The Jets reportedly believe Osemele can delay surgery until the offseason and consider the labrum tear a pre-existing condition from his time with the Oakland Raiders. When Osemele last spoke with press Friday, the Jets had not released the requisite workers’ compensation paperwork; Osemele says they have now. Osemele’s agents also told ESPN’s Adam Schefter that the Jets’ insurance provider has approved the surgery. Still, the Jets had not responded to Osemele’s plans to have surgery Friday. Osemele says he spoke with the NFLPA Monday to discuss strategy for when the Jets do respond.

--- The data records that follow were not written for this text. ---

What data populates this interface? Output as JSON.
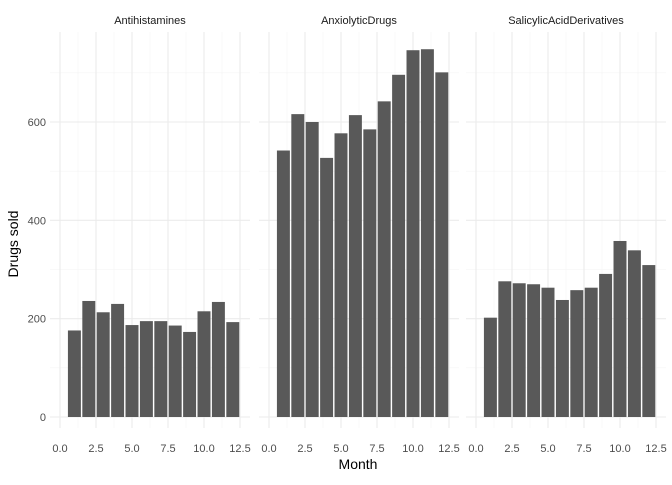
{
  "chart_data": {
    "type": "bar",
    "xlabel": "Month",
    "ylabel": "Drugs sold",
    "xlim": [
      0,
      12.5
    ],
    "ylim": [
      0,
      750
    ],
    "x_ticks": [
      0,
      2.5,
      5,
      7.5,
      10,
      12.5
    ],
    "x_tick_labels": [
      "0.0",
      "2.5",
      "5.0",
      "7.5",
      "10.0",
      "12.5"
    ],
    "y_ticks": [
      0,
      200,
      400,
      600
    ],
    "y_tick_labels": [
      "0",
      "200",
      "400",
      "600"
    ],
    "grid": true,
    "bar_color": "#595959",
    "panels": [
      {
        "title": "Antihistamines",
        "months": [
          1,
          2,
          3,
          4,
          5,
          6,
          7,
          8,
          9,
          10,
          11,
          12
        ],
        "values": [
          176,
          236,
          213,
          230,
          187,
          195,
          195,
          186,
          173,
          215,
          234,
          193
        ]
      },
      {
        "title": "AnxiolyticDrugs",
        "months": [
          1,
          2,
          3,
          4,
          5,
          6,
          7,
          8,
          9,
          10,
          11,
          12
        ],
        "values": [
          542,
          616,
          600,
          527,
          577,
          614,
          585,
          642,
          696,
          746,
          748,
          701
        ]
      },
      {
        "title": "SalicylicAcidDerivatives",
        "months": [
          1,
          2,
          3,
          4,
          5,
          6,
          7,
          8,
          9,
          10,
          11,
          12
        ],
        "values": [
          202,
          276,
          272,
          270,
          263,
          238,
          258,
          263,
          291,
          358,
          339,
          309
        ]
      }
    ]
  }
}
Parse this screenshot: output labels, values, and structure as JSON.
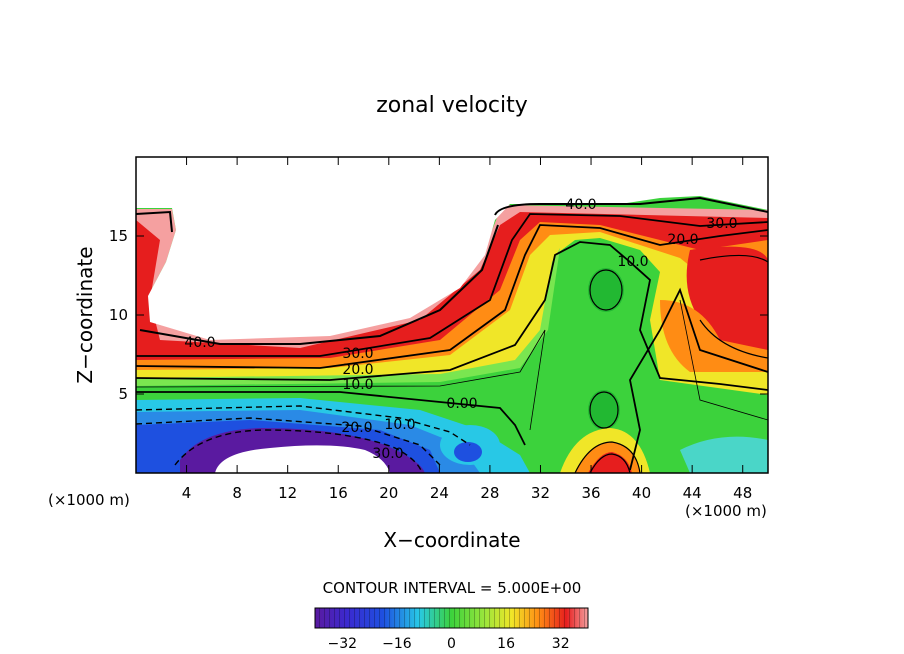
{
  "chart_data": {
    "type": "heatmap",
    "title": "zonal velocity",
    "xlabel": "X−coordinate",
    "ylabel": "Z−coordinate",
    "x_unit_left": "(×1000 m)",
    "x_unit_right": "(×1000 m)",
    "xlim": [
      0,
      50
    ],
    "ylim": [
      0,
      20
    ],
    "x_ticks": [
      4,
      8,
      12,
      16,
      20,
      24,
      28,
      32,
      36,
      40,
      44,
      48
    ],
    "y_ticks": [
      5,
      10,
      15
    ],
    "contour_interval_text": "CONTOUR INTERVAL = 5.000E+00",
    "contour_interval": 5.0,
    "colorbar": {
      "min": -40,
      "max": 40,
      "ticks": [
        -32,
        -16,
        0,
        16,
        32
      ],
      "colormap": "rainbow (purple-blue-cyan-green-yellow-orange-red-pink)"
    },
    "contour_labels": [
      {
        "text": "40.0",
        "x": 5.2,
        "z": 8.3
      },
      {
        "text": "30.0",
        "x": 17.5,
        "z": 7.4
      },
      {
        "text": "20.0",
        "x": 17.5,
        "z": 6.5
      },
      {
        "text": "10.0",
        "x": 17.5,
        "z": 5.6
      },
      {
        "text": "0.00",
        "x": 25.0,
        "z": 4.5
      },
      {
        "text": "10.0",
        "x": 21.0,
        "z": 3.1
      },
      {
        "text": "20.0",
        "x": 17.5,
        "z": 2.8
      },
      {
        "text": "30.0",
        "x": 20.0,
        "z": 1.4
      },
      {
        "text": "40.0",
        "x": 35.8,
        "z": 16.9
      },
      {
        "text": "30.0",
        "x": 46.0,
        "z": 15.7
      },
      {
        "text": "20.0",
        "x": 43.0,
        "z": 14.6
      },
      {
        "text": "10.0",
        "x": 39.0,
        "z": 13.2
      }
    ],
    "blanked_regions": [
      "above ~16.5 km except x < 3",
      "near-surface pocket x = 6–18, z < 1.5"
    ],
    "colors": {
      "purple": "#5a1aa0",
      "blue": "#1e50e0",
      "cyan": "#28c8e6",
      "green": "#3cd23c",
      "yellow": "#f0e628",
      "orange": "#ff8c14",
      "red": "#e61e1e",
      "pink": "#f5a0a0"
    }
  }
}
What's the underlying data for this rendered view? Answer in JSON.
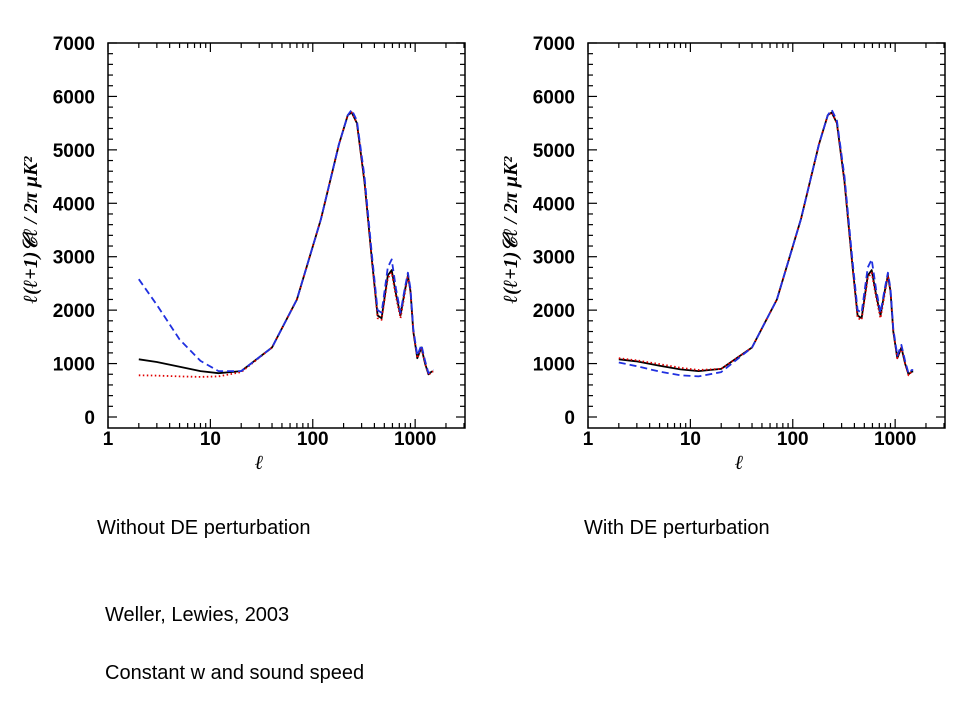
{
  "chart_data": [
    {
      "type": "line",
      "title": "",
      "caption": "Without DE perturbation",
      "xlabel": "ℓ",
      "ylabel": "ℓ(ℓ+1)𝒞ℓ / 2π  μK²",
      "xscale": "log",
      "xlim": [
        1,
        3000
      ],
      "ylim": [
        0,
        7000
      ],
      "xticks": [
        "1",
        "10",
        "100",
        "1000"
      ],
      "yticks": [
        "0",
        "1000",
        "2000",
        "3000",
        "4000",
        "5000",
        "6000",
        "7000"
      ],
      "grid": false,
      "series": [
        {
          "style": "solid",
          "color": "#000000",
          "points": [
            [
              2,
              1080
            ],
            [
              3,
              1030
            ],
            [
              5,
              940
            ],
            [
              8,
              860
            ],
            [
              12,
              820
            ],
            [
              20,
              860
            ],
            [
              40,
              1300
            ],
            [
              70,
              2200
            ],
            [
              120,
              3700
            ],
            [
              180,
              5100
            ],
            [
              220,
              5650
            ],
            [
              240,
              5700
            ],
            [
              270,
              5500
            ],
            [
              320,
              4400
            ],
            [
              380,
              2900
            ],
            [
              430,
              1900
            ],
            [
              470,
              1850
            ],
            [
              540,
              2650
            ],
            [
              590,
              2750
            ],
            [
              650,
              2300
            ],
            [
              720,
              1900
            ],
            [
              790,
              2350
            ],
            [
              850,
              2650
            ],
            [
              900,
              2350
            ],
            [
              960,
              1600
            ],
            [
              1050,
              1100
            ],
            [
              1150,
              1300
            ],
            [
              1250,
              1000
            ],
            [
              1350,
              800
            ],
            [
              1450,
              850
            ],
            [
              1500,
              850
            ]
          ]
        },
        {
          "style": "dotted",
          "color": "#e00000",
          "points": [
            [
              2,
              780
            ],
            [
              3,
              775
            ],
            [
              5,
              760
            ],
            [
              8,
              750
            ],
            [
              12,
              760
            ],
            [
              20,
              840
            ],
            [
              40,
              1300
            ],
            [
              70,
              2200
            ],
            [
              120,
              3700
            ],
            [
              180,
              5100
            ],
            [
              220,
              5650
            ],
            [
              240,
              5700
            ],
            [
              270,
              5500
            ],
            [
              320,
              4400
            ],
            [
              380,
              2900
            ],
            [
              430,
              1850
            ],
            [
              470,
              1820
            ],
            [
              540,
              2600
            ],
            [
              590,
              2700
            ],
            [
              650,
              2250
            ],
            [
              720,
              1850
            ],
            [
              790,
              2300
            ],
            [
              850,
              2650
            ],
            [
              900,
              2350
            ],
            [
              960,
              1600
            ],
            [
              1050,
              1100
            ],
            [
              1150,
              1300
            ],
            [
              1250,
              1000
            ],
            [
              1350,
              780
            ],
            [
              1450,
              850
            ],
            [
              1500,
              850
            ]
          ]
        },
        {
          "style": "dashed",
          "color": "#2030e0",
          "points": [
            [
              2,
              2580
            ],
            [
              3,
              2100
            ],
            [
              5,
              1450
            ],
            [
              8,
              1050
            ],
            [
              12,
              860
            ],
            [
              20,
              860
            ],
            [
              40,
              1300
            ],
            [
              70,
              2200
            ],
            [
              120,
              3700
            ],
            [
              180,
              5100
            ],
            [
              220,
              5650
            ],
            [
              240,
              5750
            ],
            [
              270,
              5550
            ],
            [
              320,
              4500
            ],
            [
              380,
              3000
            ],
            [
              430,
              2000
            ],
            [
              470,
              1950
            ],
            [
              540,
              2800
            ],
            [
              590,
              2950
            ],
            [
              650,
              2400
            ],
            [
              720,
              1950
            ],
            [
              790,
              2400
            ],
            [
              850,
              2700
            ],
            [
              900,
              2400
            ],
            [
              960,
              1650
            ],
            [
              1050,
              1150
            ],
            [
              1150,
              1350
            ],
            [
              1250,
              1050
            ],
            [
              1350,
              820
            ],
            [
              1450,
              880
            ],
            [
              1500,
              880
            ]
          ]
        }
      ]
    },
    {
      "type": "line",
      "title": "",
      "caption": "With DE perturbation",
      "xlabel": "ℓ",
      "ylabel": "ℓ(ℓ+1)𝒞ℓ / 2π  μK²",
      "xscale": "log",
      "xlim": [
        1,
        3000
      ],
      "ylim": [
        0,
        7000
      ],
      "xticks": [
        "1",
        "10",
        "100",
        "1000"
      ],
      "yticks": [
        "0",
        "1000",
        "2000",
        "3000",
        "4000",
        "5000",
        "6000",
        "7000"
      ],
      "grid": false,
      "series": [
        {
          "style": "solid",
          "color": "#000000",
          "points": [
            [
              2,
              1080
            ],
            [
              3,
              1040
            ],
            [
              5,
              960
            ],
            [
              8,
              890
            ],
            [
              12,
              860
            ],
            [
              20,
              900
            ],
            [
              40,
              1300
            ],
            [
              70,
              2200
            ],
            [
              120,
              3700
            ],
            [
              180,
              5100
            ],
            [
              220,
              5650
            ],
            [
              240,
              5700
            ],
            [
              270,
              5500
            ],
            [
              320,
              4400
            ],
            [
              380,
              2900
            ],
            [
              430,
              1900
            ],
            [
              470,
              1850
            ],
            [
              540,
              2650
            ],
            [
              590,
              2750
            ],
            [
              650,
              2300
            ],
            [
              720,
              1900
            ],
            [
              790,
              2350
            ],
            [
              850,
              2650
            ],
            [
              900,
              2350
            ],
            [
              960,
              1600
            ],
            [
              1050,
              1100
            ],
            [
              1150,
              1300
            ],
            [
              1250,
              1000
            ],
            [
              1350,
              800
            ],
            [
              1450,
              850
            ],
            [
              1500,
              850
            ]
          ]
        },
        {
          "style": "dotted",
          "color": "#e00000",
          "points": [
            [
              2,
              1100
            ],
            [
              3,
              1060
            ],
            [
              5,
              990
            ],
            [
              8,
              920
            ],
            [
              12,
              880
            ],
            [
              20,
              900
            ],
            [
              40,
              1300
            ],
            [
              70,
              2200
            ],
            [
              120,
              3700
            ],
            [
              180,
              5100
            ],
            [
              220,
              5650
            ],
            [
              240,
              5700
            ],
            [
              270,
              5500
            ],
            [
              320,
              4400
            ],
            [
              380,
              2900
            ],
            [
              430,
              1850
            ],
            [
              470,
              1820
            ],
            [
              540,
              2600
            ],
            [
              590,
              2700
            ],
            [
              650,
              2250
            ],
            [
              720,
              1850
            ],
            [
              790,
              2300
            ],
            [
              850,
              2650
            ],
            [
              900,
              2350
            ],
            [
              960,
              1600
            ],
            [
              1050,
              1100
            ],
            [
              1150,
              1300
            ],
            [
              1250,
              1000
            ],
            [
              1350,
              780
            ],
            [
              1450,
              850
            ],
            [
              1500,
              850
            ]
          ]
        },
        {
          "style": "dashed",
          "color": "#2030e0",
          "points": [
            [
              2,
              1020
            ],
            [
              3,
              950
            ],
            [
              5,
              850
            ],
            [
              8,
              780
            ],
            [
              12,
              760
            ],
            [
              20,
              840
            ],
            [
              40,
              1300
            ],
            [
              70,
              2200
            ],
            [
              120,
              3700
            ],
            [
              180,
              5100
            ],
            [
              220,
              5650
            ],
            [
              240,
              5750
            ],
            [
              270,
              5550
            ],
            [
              320,
              4500
            ],
            [
              380,
              3000
            ],
            [
              430,
              2000
            ],
            [
              470,
              1950
            ],
            [
              540,
              2800
            ],
            [
              590,
              2950
            ],
            [
              650,
              2400
            ],
            [
              720,
              1950
            ],
            [
              790,
              2400
            ],
            [
              850,
              2700
            ],
            [
              900,
              2400
            ],
            [
              960,
              1650
            ],
            [
              1050,
              1150
            ],
            [
              1150,
              1350
            ],
            [
              1250,
              1050
            ],
            [
              1350,
              820
            ],
            [
              1450,
              880
            ],
            [
              1500,
              880
            ]
          ]
        }
      ]
    }
  ],
  "captions": {
    "left": "Without DE perturbation",
    "right": "With DE perturbation",
    "citation": "Weller, Lewies, 2003",
    "note": "Constant w and sound speed"
  }
}
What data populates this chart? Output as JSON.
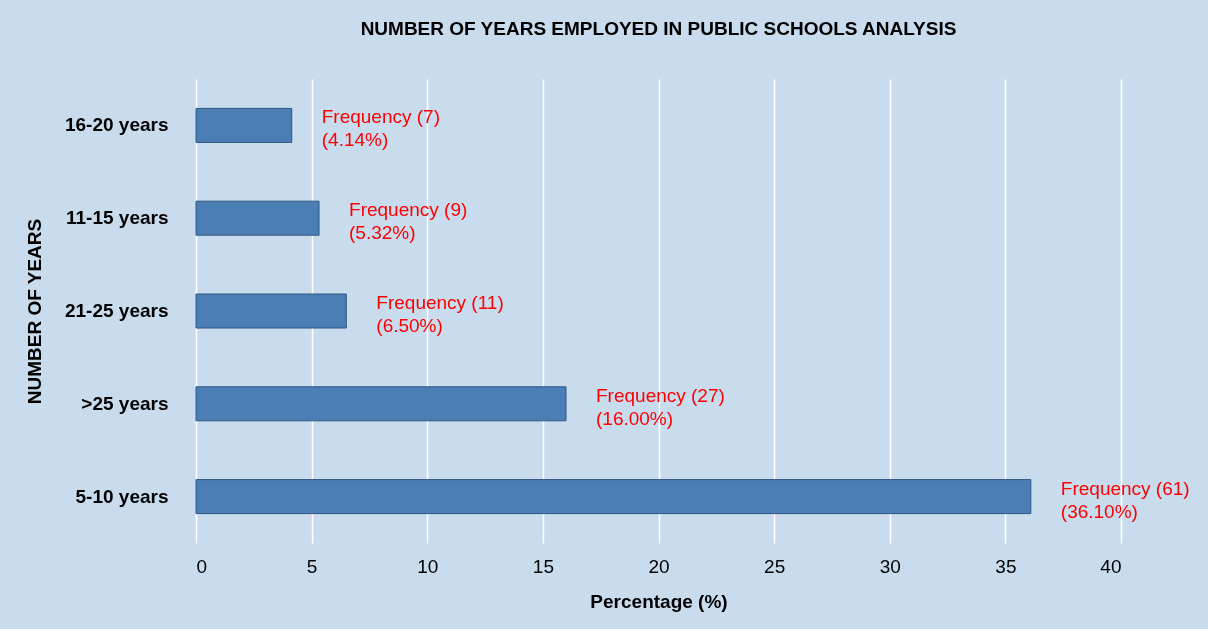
{
  "chart_data": {
    "type": "bar",
    "orientation": "horizontal",
    "title": "NUMBER OF YEARS EMPLOYED IN PUBLIC SCHOOLS ANALYSIS",
    "xlabel": "Percentage (%)",
    "ylabel": "NUMBER OF YEARS",
    "categories": [
      "16-20 years",
      "11-15 years",
      "21-25 years",
      ">25 years",
      "5-10 years"
    ],
    "values": [
      4.14,
      5.32,
      6.5,
      16.0,
      36.1
    ],
    "value_labels": [
      "Frequency (7)\n(4.14%)",
      "Frequency (9)\n(5.32%)",
      "Frequency (11)\n(6.50%)",
      "Frequency (27)\n(16.00%)",
      "Frequency (61)\n(36.10%)"
    ],
    "color": "#4a7eb5",
    "xlim": [
      0,
      40
    ],
    "xticks": [
      0,
      5,
      10,
      15,
      20,
      25,
      30,
      35,
      40
    ],
    "grid": "x"
  }
}
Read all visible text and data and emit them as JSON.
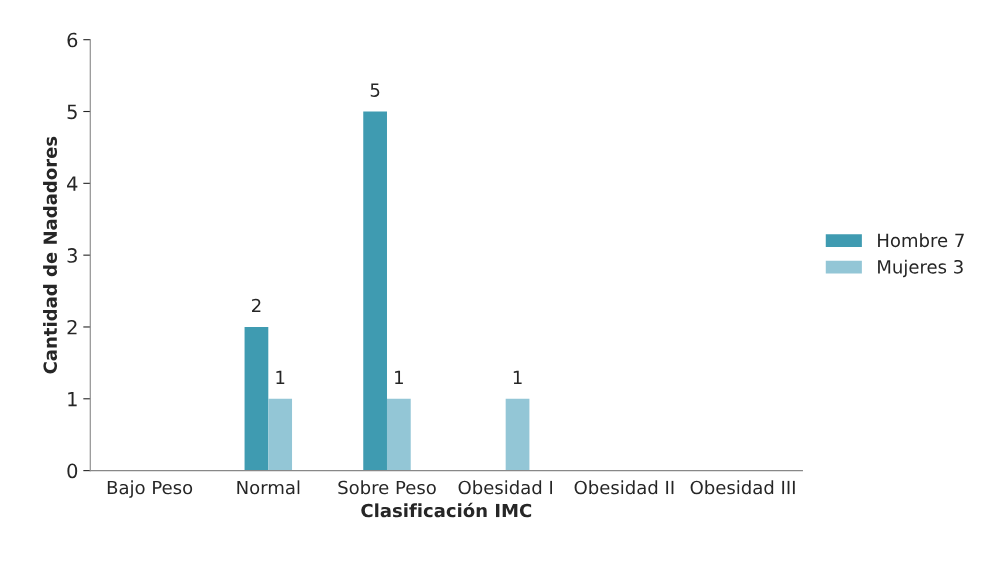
{
  "chart_data": {
    "type": "bar",
    "xlabel": "Clasificación IMC",
    "ylabel": "Cantidad de Nadadores",
    "categories": [
      "Bajo Peso",
      "Normal",
      "Sobre Peso",
      "Obesidad I",
      "Obesidad II",
      "Obesidad III"
    ],
    "series": [
      {
        "name": "Hombre 7",
        "color": "#3f9bb1",
        "values": [
          0,
          2,
          5,
          0,
          0,
          0
        ],
        "value_labels": [
          null,
          "2",
          "5",
          null,
          null,
          null
        ]
      },
      {
        "name": "Mujeres 3",
        "color": "#93c6d6",
        "values": [
          0,
          1,
          1,
          1,
          0,
          0
        ],
        "value_labels": [
          null,
          "1",
          "1",
          "1",
          null,
          null
        ]
      }
    ],
    "ylim": [
      0,
      6
    ],
    "yticks": [
      0,
      1,
      2,
      3,
      4,
      5,
      6
    ],
    "grid": false,
    "legend": "right"
  }
}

“They sent the worker’s compensation forms that I needed to get the surgery, so things are moving forward and I think they’re doing their best to do the right thing,” Osemele told reporters. “Now that they’ve done that, it’s really their decision whether they choose to authorize it or not. I mean, I’ve got to take care of my body. I’ve got to take care of my health.”
Osemele said the Jets initially sent a blank MRI and then the wrong MRI to one of his doctors before finally correcting the error. Jets GM Joe Douglas told Osemele it was an honest mistake, but Osemele said Douglas was “upset” when he first told him he wanted surgery.
Osemele previously said he had been given the painkiller Toradol for the first three games of the regular season. The first two outside specialists Osemele consulted told him he should have surgery if his symptoms warranted it; the pain, Osemele says, has not been sufficiently relieved. Per ESPN’s Rich Cimini, the Jets are “suspicious of the timing” because they believe Osemele didn’t start complaining until his starting job was in jeopardy. They may only believe him when his skin and organs have sloughed off his skeleton, the entire Mayo Clinic in tow.